Dispelling common Covid-19 myths
- Will not cause you to test positive for Covid-19.
- Will not alter your DNA
- Helps protect those around you as well as yourself – we need as many people as possible to be vaccinated for maximum community not just people in high-risk categories.
- Is needed even if you already have had Covid-19. Contracting Covid-19 doesn’t give you immunity so even if you have contracted it before or have a positive antibody test, you still need vaccination to build immunity.
Meanwhile, you can stay informed by checking trusted health websites, such as those listed above, and talking with your healthcare providers.
Am I eligible for the COVID-19 vaccine?
Every Californian age 16 and up is eligible for vaccination.
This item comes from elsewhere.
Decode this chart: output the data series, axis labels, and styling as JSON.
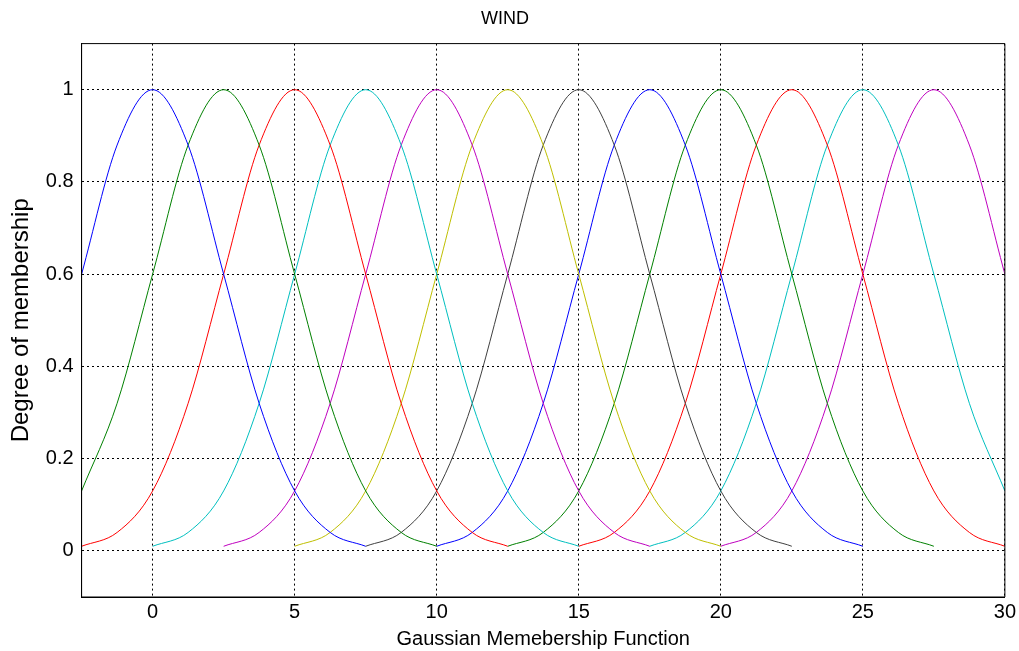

There are about 18.7 million Californians aged 16 to 49, and while some of those people have likely already been vaccinated because they’re health care workers or fell into another category that made them eligible earlier in the rollout, there will still be millions of people who can get inoculated for the first time. This might require patience while you wait for an available appointment.
How do I get a COVID-19 vaccine?
Due to changes regarding availability of the vaccine and locations offering it, we have listed some helpful and trustworthy links for you below. You will be able to find and schedule a COVID vaccine appointment.
- CDC VaccineFinder: https://www.cdc.gov/vaccines/covid-19/reporting/vaccinefinder/about.html
- Vaccine Finder: https://vaccinefinder.org/
- GoodRx: https://www.goodrx.com/covid-19/california
The bottom line
For now, the most important thing all of us can all do to get this terrible pandemic under control is to follow the 3 W’s – wear our masks, wash our hands, watch our distance from other – and roll up our sleeves for the vaccine as soon as it’s available to us.